Il posa un baiser sur mes lèvres pour me faire taire, puis s'assit au sol et m'attira sur lui. Très vite, il acheva d'enlever mon kimono et se débarrassa du sien, il me serra plus fort contre lui. Un petit cri m'échappa, lorsque par inadvertance il posa sa main sur l'une de mes meurtrissures. Comme pour se faire pardonner, ses doigts devinrent plus tendres mais aussi plus lestes, ses baisers plus profonds encore... Mes mains trouvèrent le chemin de son corps... D'abord son dos musclé, puis son torse. Sa peau douce et chaude était réconfortante. Je me baissais pour poser un baiser sur l'un de ses pectoraux, si près du téton que je l'effleurai presque. Je l'entendis respirer plus fort. Je déplaçai encore ma bouche, effleurant de ma langue son téton. Cette fois-ci, il frémit. Soudain, il nous fit tous deux basculer vers l'arrière. Je relevai la tête pour le regarder anxieuse.
- Neji-nii, je ne suis pas sûre d'être prête pour ça!
- Laissez-moi vous offrir ce plaisir Hinata-hime, ne vous inquiétez de rien.
Il caressa doucement ma chevelure et m'attira vers lui. Quand nos lèvres se rencontrèrent, je réalisai. Comment aurais-je pu résister à de telles paroles? Vos mots Neji-nii avaient su trouver le chemin de mon cœur. Il m'aurait été impossible de ne pas m'abandonner à vos bras et vos caresses.
- On se sépare!murmura Shino-kun
Kiba-kun et moi acquiesçâmes avant de prendre des directions opposées. Avec cette formation, notre voleur était encerclé. Lorsqu'il s'arrêta, j'atterris discrètement derrière un fourré... mais au moment où ma main touchait terre, l'onde de choc qui se propagea dans mon dos me fit perdre ma concentration. Je ne pus retenir un gémissement de douleur qui attira l'attention de notre homme.
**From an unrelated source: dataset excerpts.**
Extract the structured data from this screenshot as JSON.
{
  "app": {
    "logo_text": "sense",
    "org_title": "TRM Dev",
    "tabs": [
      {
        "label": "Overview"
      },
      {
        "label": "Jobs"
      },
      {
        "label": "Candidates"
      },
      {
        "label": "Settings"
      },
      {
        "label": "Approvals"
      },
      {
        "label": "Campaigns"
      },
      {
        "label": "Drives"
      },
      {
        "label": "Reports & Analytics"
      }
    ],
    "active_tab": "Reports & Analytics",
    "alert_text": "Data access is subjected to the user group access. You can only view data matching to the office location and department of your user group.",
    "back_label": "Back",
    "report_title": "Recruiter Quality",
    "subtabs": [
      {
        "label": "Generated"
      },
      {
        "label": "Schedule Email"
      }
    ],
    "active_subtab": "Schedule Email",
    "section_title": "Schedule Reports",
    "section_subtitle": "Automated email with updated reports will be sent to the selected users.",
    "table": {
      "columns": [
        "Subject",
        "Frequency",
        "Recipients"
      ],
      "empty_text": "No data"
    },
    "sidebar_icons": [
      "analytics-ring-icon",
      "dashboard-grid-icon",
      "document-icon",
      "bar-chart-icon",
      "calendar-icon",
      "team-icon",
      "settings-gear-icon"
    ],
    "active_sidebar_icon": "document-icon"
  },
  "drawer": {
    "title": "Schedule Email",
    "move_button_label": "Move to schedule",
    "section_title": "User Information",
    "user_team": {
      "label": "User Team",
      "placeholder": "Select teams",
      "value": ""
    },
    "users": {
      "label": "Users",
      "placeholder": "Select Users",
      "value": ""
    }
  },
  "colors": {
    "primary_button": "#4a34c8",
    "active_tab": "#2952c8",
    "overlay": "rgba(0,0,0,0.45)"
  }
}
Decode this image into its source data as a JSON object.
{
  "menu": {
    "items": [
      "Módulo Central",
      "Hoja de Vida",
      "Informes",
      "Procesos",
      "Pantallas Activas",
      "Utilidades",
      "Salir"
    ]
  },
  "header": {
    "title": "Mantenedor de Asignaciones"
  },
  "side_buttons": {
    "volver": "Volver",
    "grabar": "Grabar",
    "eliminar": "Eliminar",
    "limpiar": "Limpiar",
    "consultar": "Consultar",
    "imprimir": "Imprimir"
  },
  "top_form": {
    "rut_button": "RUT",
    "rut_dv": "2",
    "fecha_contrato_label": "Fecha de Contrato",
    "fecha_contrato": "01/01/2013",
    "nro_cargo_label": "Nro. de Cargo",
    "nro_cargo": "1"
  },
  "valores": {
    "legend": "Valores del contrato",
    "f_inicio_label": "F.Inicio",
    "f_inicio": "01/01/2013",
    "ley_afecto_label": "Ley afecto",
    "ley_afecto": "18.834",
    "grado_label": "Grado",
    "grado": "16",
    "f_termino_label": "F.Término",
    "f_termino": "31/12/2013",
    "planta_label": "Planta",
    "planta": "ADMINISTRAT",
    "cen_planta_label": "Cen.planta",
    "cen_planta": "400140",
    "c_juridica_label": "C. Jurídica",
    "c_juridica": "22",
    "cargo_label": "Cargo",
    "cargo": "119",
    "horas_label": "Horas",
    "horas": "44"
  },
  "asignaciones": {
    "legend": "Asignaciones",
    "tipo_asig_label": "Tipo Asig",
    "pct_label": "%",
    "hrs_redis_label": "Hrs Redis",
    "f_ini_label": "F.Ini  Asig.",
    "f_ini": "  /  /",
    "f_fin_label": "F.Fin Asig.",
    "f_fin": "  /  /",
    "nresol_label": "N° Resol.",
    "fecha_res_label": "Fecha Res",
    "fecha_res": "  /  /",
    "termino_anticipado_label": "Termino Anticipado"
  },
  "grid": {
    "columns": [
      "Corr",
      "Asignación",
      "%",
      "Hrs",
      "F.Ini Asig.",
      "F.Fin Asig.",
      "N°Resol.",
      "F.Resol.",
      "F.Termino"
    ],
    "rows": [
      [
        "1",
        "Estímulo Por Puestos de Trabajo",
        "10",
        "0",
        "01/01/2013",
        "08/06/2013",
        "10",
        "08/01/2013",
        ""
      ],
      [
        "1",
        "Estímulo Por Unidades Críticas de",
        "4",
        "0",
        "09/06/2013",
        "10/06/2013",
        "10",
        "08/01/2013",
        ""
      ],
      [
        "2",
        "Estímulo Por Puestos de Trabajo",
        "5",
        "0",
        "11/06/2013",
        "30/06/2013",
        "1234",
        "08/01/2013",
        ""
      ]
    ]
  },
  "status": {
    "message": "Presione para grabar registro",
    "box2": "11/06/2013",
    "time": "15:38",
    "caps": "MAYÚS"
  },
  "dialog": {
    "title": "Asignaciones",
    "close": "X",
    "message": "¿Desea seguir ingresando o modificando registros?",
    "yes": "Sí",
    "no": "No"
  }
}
L'armoire à glace se tourna vers moi comme un chien flairant une proie et chargea sans la moindre hésitation. La panique s'empara de moi. Que faire? J'étais paralysée par mon corps endolori et il avançait à une vitesse surprenante. Avant même que j'ai eu le temps de prendre la moindre décision, je fus projetée par un coup d'épaule en plein ventre. La force monstrueuse de cet homme me fit voler très loin. Grâce au Byakugan, je voyais se rapprocher le tronc dans mon dos. J'allais le percuter et ce géant qui fonçait de nouveau sur moi...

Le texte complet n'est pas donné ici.